Gold, too, will continue to rise.
Interesting.
  Don't forget to invest in those memory sticks.

Paul Coleman, London Intelligence, April 2013

Tuesday, 2 April 2013

Nicolas Sarkozy, Carla Bruni, Qatar, Knightsbridge: Le grand ex-fromageen Londres

Trying to glimpse Carla Bruni sashay along Knightsbridge might've been demented but certainly distracting, writes Paul Coleman.
  When Bruni's hubby, Nicolas Sarkozy, lost the 2012 election and his job as French president he hit on a grand idea.
  Sarkozy vowed to come to a London office two or three days a week to make money from a €250 million private equity fund kick-started by the Qatar Investment Authority, the Arab state's $100 billion sovereign wealth fund.

Tristement
Sarkozy's fund would invest in 'European reconstruction' and make the fund an estimated €3 million annually.
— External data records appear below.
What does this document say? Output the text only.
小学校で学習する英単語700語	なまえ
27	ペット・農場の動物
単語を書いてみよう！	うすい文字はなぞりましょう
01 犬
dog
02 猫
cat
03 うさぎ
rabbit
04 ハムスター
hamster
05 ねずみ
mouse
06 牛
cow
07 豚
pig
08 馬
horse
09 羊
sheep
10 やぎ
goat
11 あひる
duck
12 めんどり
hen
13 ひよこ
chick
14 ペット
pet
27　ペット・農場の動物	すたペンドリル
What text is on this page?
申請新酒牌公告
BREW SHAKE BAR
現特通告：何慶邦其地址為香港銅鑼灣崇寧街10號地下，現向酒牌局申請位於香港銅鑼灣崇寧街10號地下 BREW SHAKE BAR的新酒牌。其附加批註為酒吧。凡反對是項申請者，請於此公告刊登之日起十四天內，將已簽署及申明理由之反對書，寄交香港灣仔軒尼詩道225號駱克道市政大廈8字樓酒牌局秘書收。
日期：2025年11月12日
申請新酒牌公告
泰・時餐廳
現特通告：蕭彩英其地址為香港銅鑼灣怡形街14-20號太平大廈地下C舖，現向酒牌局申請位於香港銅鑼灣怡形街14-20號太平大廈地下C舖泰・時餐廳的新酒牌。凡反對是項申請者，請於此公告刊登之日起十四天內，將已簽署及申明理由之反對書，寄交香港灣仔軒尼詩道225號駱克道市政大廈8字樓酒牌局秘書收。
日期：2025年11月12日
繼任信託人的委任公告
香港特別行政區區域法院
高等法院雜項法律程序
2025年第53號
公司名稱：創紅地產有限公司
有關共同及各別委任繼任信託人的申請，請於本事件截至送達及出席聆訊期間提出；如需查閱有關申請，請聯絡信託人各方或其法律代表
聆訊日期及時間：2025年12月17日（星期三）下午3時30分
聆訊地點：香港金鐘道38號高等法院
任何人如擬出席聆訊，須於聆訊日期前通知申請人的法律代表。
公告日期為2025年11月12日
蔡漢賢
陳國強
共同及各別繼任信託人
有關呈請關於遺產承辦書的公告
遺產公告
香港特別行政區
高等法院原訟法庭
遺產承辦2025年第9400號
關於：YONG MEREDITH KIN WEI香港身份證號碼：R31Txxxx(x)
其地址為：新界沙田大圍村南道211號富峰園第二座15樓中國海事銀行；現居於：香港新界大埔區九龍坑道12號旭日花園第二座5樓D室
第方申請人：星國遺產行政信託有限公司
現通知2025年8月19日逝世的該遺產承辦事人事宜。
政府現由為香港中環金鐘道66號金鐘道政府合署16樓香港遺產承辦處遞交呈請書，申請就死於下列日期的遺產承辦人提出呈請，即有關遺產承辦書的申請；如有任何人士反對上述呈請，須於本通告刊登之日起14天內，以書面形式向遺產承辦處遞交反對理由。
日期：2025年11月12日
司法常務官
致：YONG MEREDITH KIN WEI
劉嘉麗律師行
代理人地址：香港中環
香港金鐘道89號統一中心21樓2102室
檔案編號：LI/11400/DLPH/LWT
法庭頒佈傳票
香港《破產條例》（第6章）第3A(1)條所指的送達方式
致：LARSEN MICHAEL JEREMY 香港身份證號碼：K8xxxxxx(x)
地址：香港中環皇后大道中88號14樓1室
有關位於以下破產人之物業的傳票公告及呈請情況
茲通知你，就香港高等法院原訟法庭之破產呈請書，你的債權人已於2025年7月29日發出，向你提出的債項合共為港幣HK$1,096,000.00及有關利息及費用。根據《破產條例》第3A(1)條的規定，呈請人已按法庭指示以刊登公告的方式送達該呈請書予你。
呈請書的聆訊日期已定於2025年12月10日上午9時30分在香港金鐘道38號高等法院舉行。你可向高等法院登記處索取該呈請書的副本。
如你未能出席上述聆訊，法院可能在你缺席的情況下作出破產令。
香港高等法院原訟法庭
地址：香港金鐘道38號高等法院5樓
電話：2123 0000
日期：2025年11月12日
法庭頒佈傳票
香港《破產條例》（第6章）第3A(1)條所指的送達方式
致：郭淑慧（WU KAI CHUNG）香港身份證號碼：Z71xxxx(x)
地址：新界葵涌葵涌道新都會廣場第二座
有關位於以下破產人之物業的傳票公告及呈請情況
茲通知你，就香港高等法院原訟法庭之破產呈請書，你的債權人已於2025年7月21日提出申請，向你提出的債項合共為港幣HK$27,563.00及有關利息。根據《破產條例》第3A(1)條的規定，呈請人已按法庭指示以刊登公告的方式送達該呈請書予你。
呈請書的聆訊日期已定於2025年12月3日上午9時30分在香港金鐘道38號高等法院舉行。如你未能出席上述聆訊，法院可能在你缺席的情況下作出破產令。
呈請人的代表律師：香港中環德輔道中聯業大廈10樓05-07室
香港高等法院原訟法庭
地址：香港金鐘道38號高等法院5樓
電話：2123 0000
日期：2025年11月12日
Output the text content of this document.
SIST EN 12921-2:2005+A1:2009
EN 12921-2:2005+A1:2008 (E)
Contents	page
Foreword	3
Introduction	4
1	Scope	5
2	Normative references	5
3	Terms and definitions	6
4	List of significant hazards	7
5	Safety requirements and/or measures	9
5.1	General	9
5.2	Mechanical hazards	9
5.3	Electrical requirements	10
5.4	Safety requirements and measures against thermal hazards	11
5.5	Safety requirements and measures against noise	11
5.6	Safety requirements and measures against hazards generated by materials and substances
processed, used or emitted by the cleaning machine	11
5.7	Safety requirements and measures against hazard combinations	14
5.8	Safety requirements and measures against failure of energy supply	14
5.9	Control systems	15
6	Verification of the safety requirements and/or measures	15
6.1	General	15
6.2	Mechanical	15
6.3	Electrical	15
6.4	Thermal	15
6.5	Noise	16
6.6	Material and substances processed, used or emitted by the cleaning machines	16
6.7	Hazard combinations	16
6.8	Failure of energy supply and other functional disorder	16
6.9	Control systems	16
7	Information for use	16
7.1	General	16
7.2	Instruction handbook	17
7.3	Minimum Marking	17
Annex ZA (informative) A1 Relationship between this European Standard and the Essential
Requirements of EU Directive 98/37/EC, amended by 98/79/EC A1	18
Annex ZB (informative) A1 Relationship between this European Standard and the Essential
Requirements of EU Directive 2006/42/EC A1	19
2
Sarkozy enjoys reportedly good relations with Qatar emir Sheikh Hamad bin Khalifa al Thani.
   Tristement - sadly - for Sarkozy, the fund idea now sits on hold. French judges ruled the ex-President be investigated for allegedly 'persuading' 90-year-old L'Oreal heiress Lilliane Bettencourt to give cash to Sarkozy's 2007 presidential election campaign. Bien sur, Sarkozy denies wrongdoing.
  Mais, c'est affreux.
But, this is dreadful.
  Londoners will now be denied their 'I saw Bruni' Knightsbridge moment.
Malheureusement.

Paul Coleman, London Intelligence, April 2013

Monday, 1 April 2013

St Mary Woolnoth, City of London churches: Spiritual Derivatives

Insurance man James Gerry identifies a strange trend, writes Paul Coleman.
Senior City of London bank and finance company executives are apparently attending St Mary Woolnoth, one of the famous 'Square Mile' churches, in greater number and with increased frequency.
  Gerry, also a church warden, says the bank chiefs are trying to "square their business with Christian compassion".
  Since the 2008 financial meltdown the number of registered church members in the City has risen 24% to 3,566, according to Diocese of London figures.
   "There is tension in the workplace and people are struggling to cope," says Gerry.       
  "People are a bit desperate. They're asking, 'Is this all there is?'"
   Nearby, St Stephen Walbrook runs morality sessions in tandem with its neighbouring bank, Rothschild's.
  Church membership outside the City has remained stable. 
The City of London's resident population has also stabilised around 8,000.